36 mm kleiner{{1}Durchmesser Gyro durchbricht schmale-Lochmessbarrieren
Ein kürzlich auf den Markt gebrachter selbstsuchender 36{{1}Millimeter-Kreiselneigungsmesser nach Norden{{6} erreicht im Vergleich zu herkömmlichen 42-bis-44-Millimetern eine Verringerung des Außendurchmessers um 15 Prozent und ermöglicht so den Zugang zu schmalen-Löchern und korrodierten-Bohrlochanwendungen, die zuvor unerreichbar waren. Die Festkörper-Sensorplattform, die auf MEMS-Gyroskoptechnologie und hocheffizienten Trägheitsnavigationsalgorithmen basiert, arbeitet bei einer Standardtemperatur von 85 Grad Celsius ohne Wärmeschutz. Bei extrem tiefen Bohrlöchern über 3.000 Metern, bei denen die Bohrlochtemperaturen 125 Grad Celsius übersteigen, erhöht ein optionales Thermokolbenmodul die effektive Leistung auf 150 Grad Celsius und erhöht gleichzeitig den Außendurchmesser auf 42 Millimeter – das entspricht herkömmlichen Instrumenten. Feldtests zeigen, dass das Festkörperdesign Neigungs- und Azimutabweichungen von weniger als 0,1 Grad bzw. 1 Grad aufrechterhält, wodurch die Vibrationsempfindlichkeit und die Verschleißprobleme beweglicher Teile, die für herkömmliche mechanische Gyroskope charakteristisch sind, beseitigt werden.
SPT GyroTracer verkürzt die Vermessungszeit in nigerianischen Betrieben um 50 Prozent
Das GyroTracer GWD-System von Stockholm Precision Tools hat seinen ersten Feldeinsatz in Nigeria am Bohrloch Evwreni-15 abgeschlossen, wo die Antikollisionsanalyse einen Mindestabstand von nur 30 Fuß zum angrenzenden Bohrloch Evwreni-11 ergab. Das Vorhandensein eines Stahlgehäuses und eine Ost-West-Flugbahn, die beide bekanntermaßen die Genauigkeit des Magnetsensors beeinträchtigen, machten herkömmliche MWD ungeeignet. Der GyroTracer führte vollständige Vermessungen in weniger als 3,5 Minuten pro Station durch, im Vergleich zu 5 bis 9 Minuten, die Gyro-Systeme der Konkurrenz benötigten, wodurch mindestens 12 Stunden Bohrzeit eingespart und etwa 60.000 US-Dollar an Kosten für die Bohrgerätverteilung eingespart wurden. Den Gyro-Untersuchungen wurde keine unproduktive Zeit zugeschrieben, und im gesamten Bohrabschnitt waren keine erneuten Vermessungsdurchläufe erforderlich. Nach der erfolgreichen Einführung genehmigte der Betreiber das GWD-System offiziell für drei weitere Bohrlöcher auf derselben Plattform.

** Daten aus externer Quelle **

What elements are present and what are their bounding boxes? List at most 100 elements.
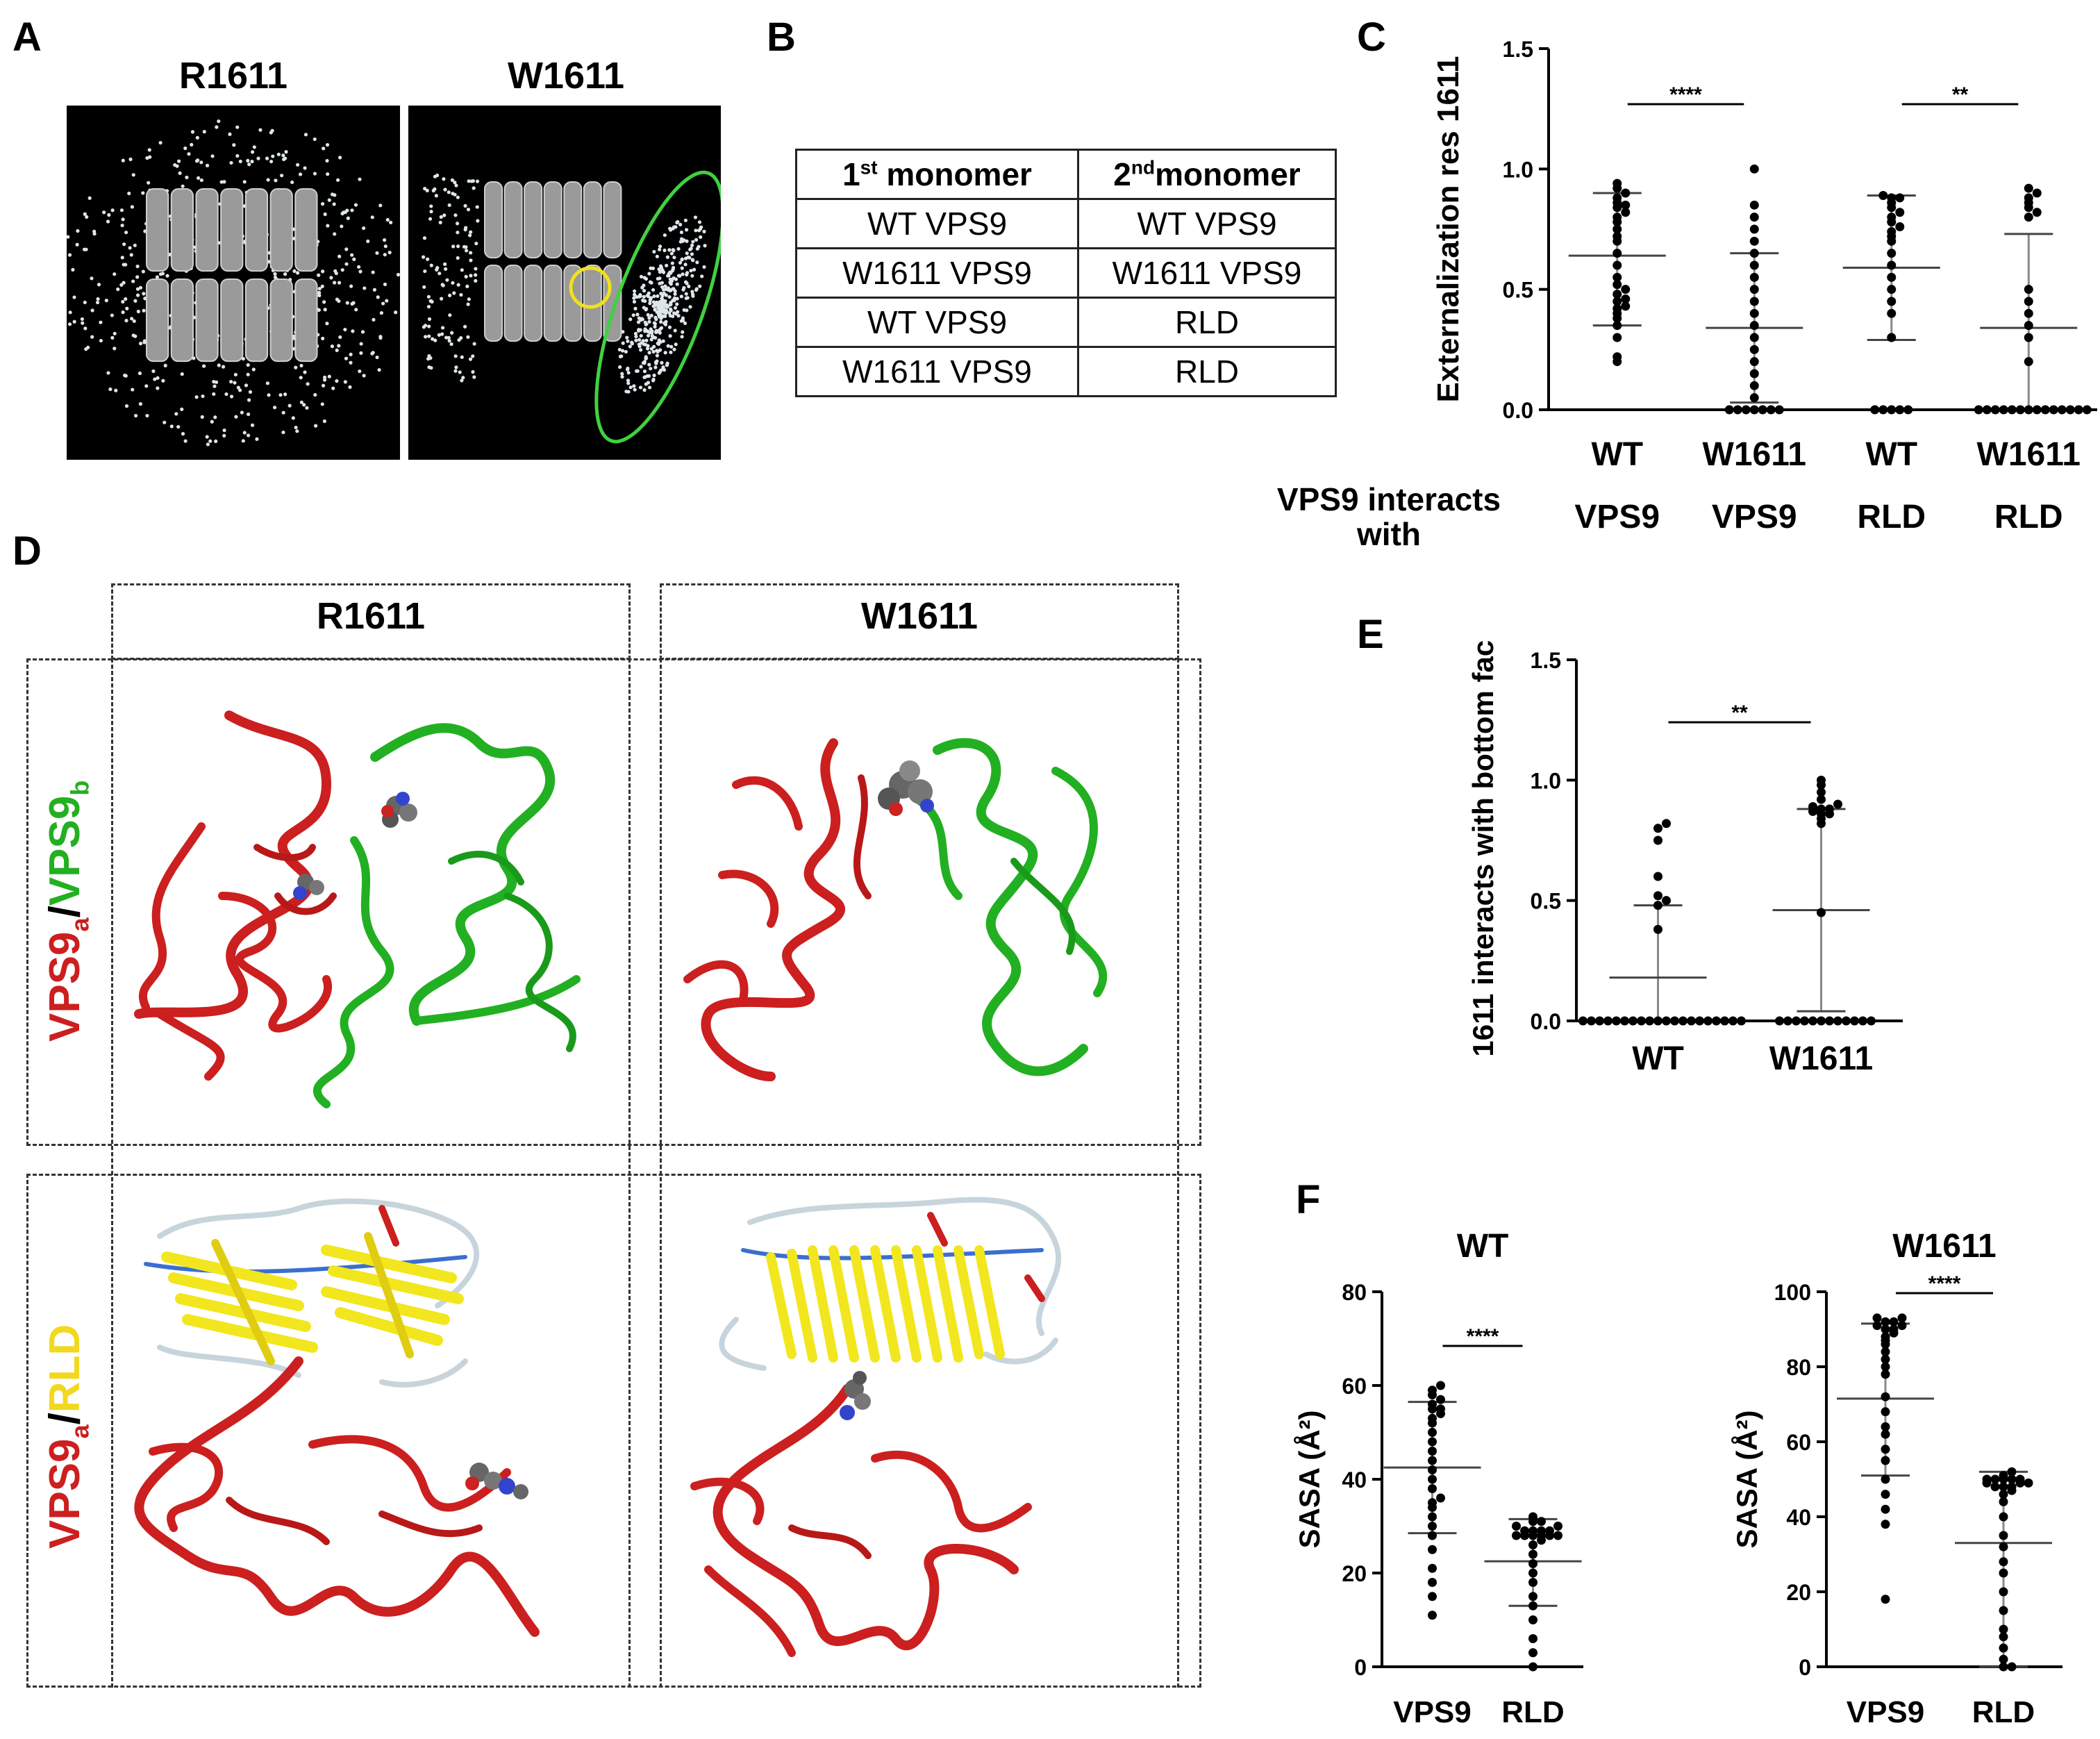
solvent-dot bbox=[429, 366, 433, 370]
y-tick-label: 1.0 bbox=[1531, 768, 1561, 793]
solvent-dot bbox=[194, 395, 199, 399]
data-point bbox=[1749, 236, 1759, 246]
data-point bbox=[1436, 1395, 1445, 1404]
solvent-dot bbox=[671, 226, 675, 231]
data-point bbox=[2007, 1482, 2017, 1492]
table-row: W1611 VPS9 W1611 VPS9 bbox=[795, 247, 1337, 299]
y-tick-label: 0.0 bbox=[1503, 398, 1533, 423]
solvent-dot bbox=[313, 424, 318, 428]
solvent-dot bbox=[131, 173, 135, 177]
helix-block bbox=[244, 188, 269, 272]
data-point bbox=[1825, 1016, 1834, 1026]
data-point bbox=[1881, 1504, 1890, 1514]
solvent-dot bbox=[426, 294, 431, 299]
solvent-dot bbox=[75, 242, 79, 247]
data-point bbox=[2024, 193, 2033, 203]
solvent-dot bbox=[676, 310, 680, 314]
solvent-dot bbox=[110, 208, 115, 213]
solvent-dot bbox=[224, 392, 228, 397]
solvent-dot bbox=[447, 190, 451, 194]
x-tick-label: WT bbox=[1591, 436, 1643, 473]
data-point bbox=[2015, 1474, 2025, 1484]
table-cell: WT VPS9 bbox=[795, 297, 1079, 348]
data-point bbox=[1895, 193, 1905, 203]
solvent-dot bbox=[210, 154, 215, 158]
solvent-dot bbox=[681, 272, 685, 276]
solvent-dot bbox=[323, 375, 327, 379]
solvent-dot bbox=[626, 381, 631, 385]
solvent-dot bbox=[370, 215, 374, 219]
data-point bbox=[1653, 1016, 1662, 1026]
y-tick-label: 20 bbox=[1342, 1561, 1367, 1586]
data-point bbox=[1612, 213, 1622, 222]
solvent-dot bbox=[147, 181, 151, 185]
solvent-dot bbox=[353, 203, 358, 207]
x-tick-label: W1611 bbox=[1769, 1040, 1873, 1077]
data-point bbox=[1881, 1422, 1890, 1431]
solvent-dot bbox=[323, 308, 327, 312]
solvent-dot bbox=[656, 342, 661, 347]
solvent-dot bbox=[444, 335, 449, 340]
data-point bbox=[1612, 333, 1622, 342]
solvent-dot bbox=[476, 219, 480, 223]
solvent-dot bbox=[475, 205, 479, 209]
solvent-dot bbox=[647, 363, 651, 367]
data-point bbox=[1428, 1413, 1437, 1423]
data-point bbox=[2024, 297, 2033, 306]
solvent-dot bbox=[322, 147, 326, 151]
solvent-dot bbox=[85, 215, 89, 219]
chart-title: W1611 bbox=[1892, 1228, 1996, 1265]
solvent-dot bbox=[457, 338, 461, 342]
data-point bbox=[1662, 1016, 1671, 1026]
data-point bbox=[1528, 1549, 1538, 1559]
solvent-dot bbox=[121, 299, 125, 304]
y-tick-label: 40 bbox=[1342, 1467, 1367, 1492]
group-caption-line: with bbox=[1356, 516, 1421, 552]
solvent-dot bbox=[217, 119, 221, 124]
data-point bbox=[1749, 164, 1759, 174]
table-header-cell: 2ndmonomer bbox=[1077, 149, 1337, 200]
solvent-dot bbox=[640, 317, 644, 322]
y-tick-label: 100 bbox=[1774, 1280, 1811, 1305]
data-point bbox=[1887, 193, 1897, 203]
data-point bbox=[2024, 308, 2033, 318]
solvent-dot bbox=[299, 363, 303, 368]
solvent-dot bbox=[429, 204, 433, 208]
solvent-dot bbox=[106, 371, 110, 375]
solvent-dot bbox=[378, 203, 383, 208]
data-point bbox=[2024, 321, 2033, 331]
solvent-dot bbox=[81, 321, 85, 325]
y-tick-label: 20 bbox=[1786, 1580, 1811, 1605]
solvent-dot bbox=[435, 173, 440, 178]
solvent-dot bbox=[625, 335, 629, 340]
y-tick-label: 80 bbox=[1342, 1280, 1367, 1305]
data-point bbox=[1895, 405, 1905, 415]
data-point bbox=[1428, 1437, 1437, 1447]
solvent-dot bbox=[67, 253, 72, 257]
data-point bbox=[1653, 891, 1662, 901]
data-point bbox=[1428, 1399, 1437, 1409]
solvent-dot bbox=[649, 367, 653, 371]
chart-title: WT bbox=[1457, 1228, 1509, 1265]
data-point bbox=[1872, 1321, 1882, 1331]
solvent-dot bbox=[660, 360, 664, 365]
solvent-dot bbox=[250, 150, 255, 154]
solvent-dot bbox=[135, 275, 140, 279]
solvent-dot bbox=[340, 224, 344, 228]
solvent-dot bbox=[236, 385, 240, 390]
solvent-dot bbox=[426, 357, 431, 361]
data-point bbox=[1653, 924, 1662, 934]
solvent-dot bbox=[668, 270, 672, 274]
significance-label: ** bbox=[1952, 83, 1969, 106]
solvent-dot bbox=[141, 191, 145, 195]
data-point bbox=[1621, 301, 1631, 311]
solvent-dot bbox=[138, 285, 143, 290]
solvent-dot bbox=[458, 370, 462, 374]
solvent-dot bbox=[312, 137, 317, 142]
data-point bbox=[1887, 213, 1897, 222]
data-point bbox=[1749, 285, 1759, 294]
solvent-dot bbox=[667, 294, 672, 299]
y-axis-label: SASA (Å²) bbox=[1731, 1410, 1763, 1548]
solvent-dot bbox=[471, 369, 475, 374]
solvent-dot bbox=[471, 354, 475, 358]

Die Wireline-GWD-Integration senkt die Betriebskosten um 25 bis 30 Prozent
Die ProGuide-Serie von China Vigor kombiniert ein dynamisch abgestimmtes Nord-suchendes Gyroskop mit einer Echtzeit--drahtgebundenen Telemetrieplattform, die Vermessungsdaten mit bis zu 100 Kbit/s über ein einadriges-Leiterkabel überträgt. Diese Konfiguration macht spezielle MWD-U-Boote, batteriebetriebene Speicherwerkzeuge und MWD-Bediener am Bohrstandort überflüssig - und senkt die Betriebskosten um schätzungsweise 25 bis 30 Prozent pro Bohrloch. Bei einer aktuellen Anwendung mit erweiterter Reichweite im Nahen Osten vermaß das ProGuide-System einen seitlichen Abschnitt von 12.500 Fuß und erreichte eine Positionsunsicherheit von weniger als 3 Metern in der Gesamttiefe, sodass der Bediener enge Reservoirziele treffen konnte, die mit herkömmlichen MWD nicht gelöst werden konnten. Betreiber berichten, dass die kontinuierliche Gyro-Vermessung die gesamte vermessungsbedingte Ausfallzeit im Vergleich zu Einzelschussmethoden um 60 Prozent reduziert, da die Vermessung während der Fahrt durchgeführt wird, ohne die Rohrbewegung anzuhalten.